How do you envision the accomplishment of our coming together to solve our
problems?

If our difference is in "thinking" about accomplishment, as opposed to the
actual means of accomplishment, then maybe some clarity on "thinking" 
would be appropriate.  This is going to be rough because it is coming more
from my heart than my head.  So please bear with me.

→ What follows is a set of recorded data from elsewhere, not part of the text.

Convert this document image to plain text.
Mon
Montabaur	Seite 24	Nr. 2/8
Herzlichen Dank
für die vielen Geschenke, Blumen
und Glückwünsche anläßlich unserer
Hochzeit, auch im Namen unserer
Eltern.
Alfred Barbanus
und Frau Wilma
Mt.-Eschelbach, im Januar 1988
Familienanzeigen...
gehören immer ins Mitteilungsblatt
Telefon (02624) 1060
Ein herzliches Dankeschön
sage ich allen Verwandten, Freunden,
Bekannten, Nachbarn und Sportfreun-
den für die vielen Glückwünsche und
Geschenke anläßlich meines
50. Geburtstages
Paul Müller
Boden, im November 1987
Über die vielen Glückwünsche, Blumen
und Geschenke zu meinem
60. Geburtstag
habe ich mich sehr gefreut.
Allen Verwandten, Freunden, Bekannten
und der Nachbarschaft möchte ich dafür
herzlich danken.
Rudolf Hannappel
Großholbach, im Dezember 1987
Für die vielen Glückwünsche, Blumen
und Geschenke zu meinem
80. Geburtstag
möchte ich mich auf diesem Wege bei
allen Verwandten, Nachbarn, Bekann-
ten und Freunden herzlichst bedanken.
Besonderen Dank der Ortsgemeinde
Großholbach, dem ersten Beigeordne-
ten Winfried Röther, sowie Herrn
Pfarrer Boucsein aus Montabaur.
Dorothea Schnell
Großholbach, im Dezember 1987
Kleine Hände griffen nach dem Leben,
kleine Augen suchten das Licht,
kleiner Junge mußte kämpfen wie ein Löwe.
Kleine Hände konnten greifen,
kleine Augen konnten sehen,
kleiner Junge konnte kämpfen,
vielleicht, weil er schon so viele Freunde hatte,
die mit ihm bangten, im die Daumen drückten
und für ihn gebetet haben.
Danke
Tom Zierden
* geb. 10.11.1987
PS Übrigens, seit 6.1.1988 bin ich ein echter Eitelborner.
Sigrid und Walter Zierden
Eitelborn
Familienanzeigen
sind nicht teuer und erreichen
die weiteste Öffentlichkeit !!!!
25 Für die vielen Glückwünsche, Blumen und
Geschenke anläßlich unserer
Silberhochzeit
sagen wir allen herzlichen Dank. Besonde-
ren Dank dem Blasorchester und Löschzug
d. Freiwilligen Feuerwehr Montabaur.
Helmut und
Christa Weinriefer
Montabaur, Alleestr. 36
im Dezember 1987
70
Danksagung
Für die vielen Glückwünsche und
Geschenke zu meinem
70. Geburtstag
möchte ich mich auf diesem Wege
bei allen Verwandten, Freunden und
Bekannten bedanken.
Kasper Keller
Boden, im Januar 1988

In my opinion there are two approaches (actually there are infinite
approaches but I'm going to simplify them into two) to thinking about
poverty.  One approach is that poverty is the result of people not having
the material resources necessary to ensure some minimum standard of life
quality.  This approach causes one to look for solutions that provide some
minimum level of material resources, from the collective pool available to
all, for those in need.  Advocacy and activism primarily follow this
approach to thinking about the problem.

Another approach is that poverty is simply the result of people not
organizing in an effective and efficient manner to provide for their own
needs.  This approach leads one to look for solutions that mobilize
currently available resources, from those in need, for the purpose of
ensuring the provision of at least some minimum necessary material for
sustaining the lives of all involved.
 
> > On Mon, 5 Jan 1998, P. Myers wrote:
> > 
> > > I would suggest, though, that anything that has to do with people,
> > > especially marginalized people, *is about housing, money, economics, etc.
> > 
> > Although it is just my opinion, I have to disagree with this suggestion.
> > On the contrary, anything that has to do with people is about people, and
> > anything that has to do with marginalized people is about acceptance of
> > people's differences.  My parents will not let me into their house (they
> > do not accept me for who I am) while unemployed kids on the street will
> > bring me into their or their parents' homes (among those kids I am
> > accepted).  What I have been trying to get HPN to realize is that poverty
> > and homelessness is not about housing, money, economics, etc.  All of
> > these things will not make a spiritiually bankrupt person moral; while a
> > transcendant consciousness will make even the poorest of people wealthy
> > beyond all material.
> > 
> I have a friend on this list, Mike, who would love to hear this...may I
> send to him? (he often fails to read, so I try to jumpstart him...*8D)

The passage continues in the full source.